Using your knowledge from the course, argue for whether this is true or not
Here one can reflect upon the qualities of modern state-of-the-art LLMs using chain-of-thought reasoning and/or a mixture-of-experts setup, where the difficulty of producing credible output
can affect the processing time. This is however beyond the scope of the course, so an answer based on “plain” transformer-based LLMs is perfectly fine.
From the course we know the following:
- Generally, a forward pass of a neural network performs a fixed number of computations, hence it has deterministic runtime.
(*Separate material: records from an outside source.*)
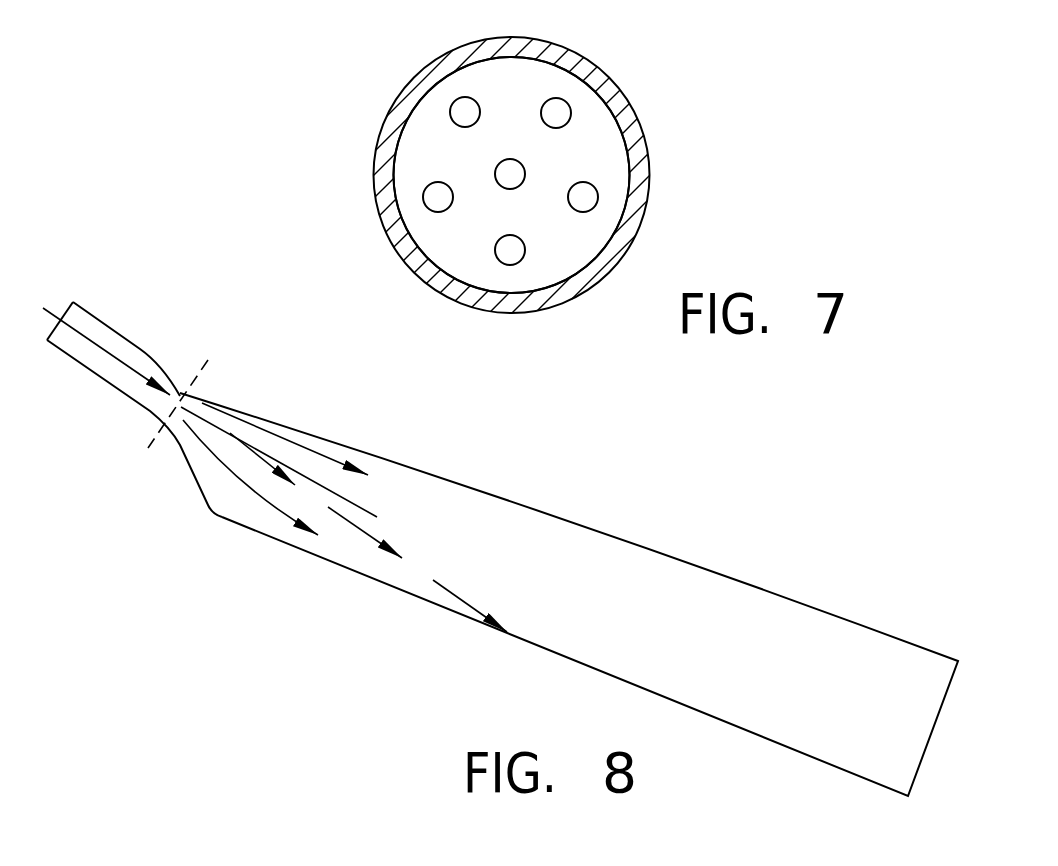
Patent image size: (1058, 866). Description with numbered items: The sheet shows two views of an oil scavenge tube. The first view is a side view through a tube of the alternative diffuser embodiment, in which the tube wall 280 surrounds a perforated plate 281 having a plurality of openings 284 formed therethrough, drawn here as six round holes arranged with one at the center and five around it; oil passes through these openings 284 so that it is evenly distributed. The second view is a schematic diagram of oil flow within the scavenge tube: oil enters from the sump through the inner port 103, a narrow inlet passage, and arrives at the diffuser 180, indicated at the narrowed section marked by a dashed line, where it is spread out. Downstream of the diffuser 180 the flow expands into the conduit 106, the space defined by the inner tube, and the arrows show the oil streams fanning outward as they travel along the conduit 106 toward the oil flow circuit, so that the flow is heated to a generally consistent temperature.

In FIG. 7, the nozzle body 280 is at (585, 142).
In FIG. 7, the perforated plate 281 is at (528, 208).
In FIG. 7, the openings 284 is at (455, 124).
In FIG. 8, the inner port 103 is at (64, 315).
In FIG. 8, the diffuser 180 is at (187, 395).
In FIG. 8, the conduit 106 is at (540, 573).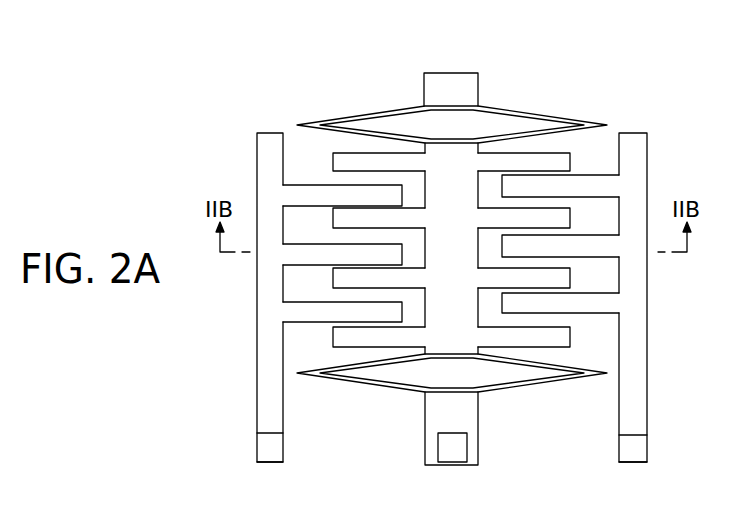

- More specifically, LLMs are based on the attention mechanism, where we need to multiply matrices that dimensions determined by the sequence length (𝑁) and the size of the embedding space (𝐷). 𝐷 is constant for all inputs, but how about the length of the input, 𝑁? Recall from the notebooks that even though sentences usually vary in length, we had to decide on a sequence length and either pad or truncate the end of the sentence. So even for short inputs, the theoretical runtime is the same. Here you could hypothesise that a performance-oriented framework does not need to do the computation for padded values, and that would be correct. In practice, then, short inputs are faster to process.
This is somewhat countered by caching previous computations (KV caching, again outside the scope for us), and other performance improvements. - Considering the points above, the determining factor for runtime is the length of the output. We know that to produce 100 tokens, we have to run the model 100 times, and to produce 1000 tokens we have to run the model 1000 times. Hence, inputs that cause long runtimes are those that result in a long output. In our exercises we set a fixed output length, while for advanced LLMs the output length is dynamic.
In the end this question does not have a one true answer, but rather aims to test your reasoning.
Describe an issue you encountered while training the models you investigated in your project work, and explain how you solved it.
An open question without a one true answer, but an example answer could be along the lines of
- Trained a computer vision model and observed that train and validation loss diverged, which is symptomatic of overfitting.
- Tried reducing number of convolutional layers, but this negatively impacted the test accuracy
- Implemented this and that augmentation technique, which improved variation in the training data and nearly eliminated the overfitting issue
- Added dropout regularisation before the classification layer, which further reduced overfitting and lead to the final model with the best test accuracy.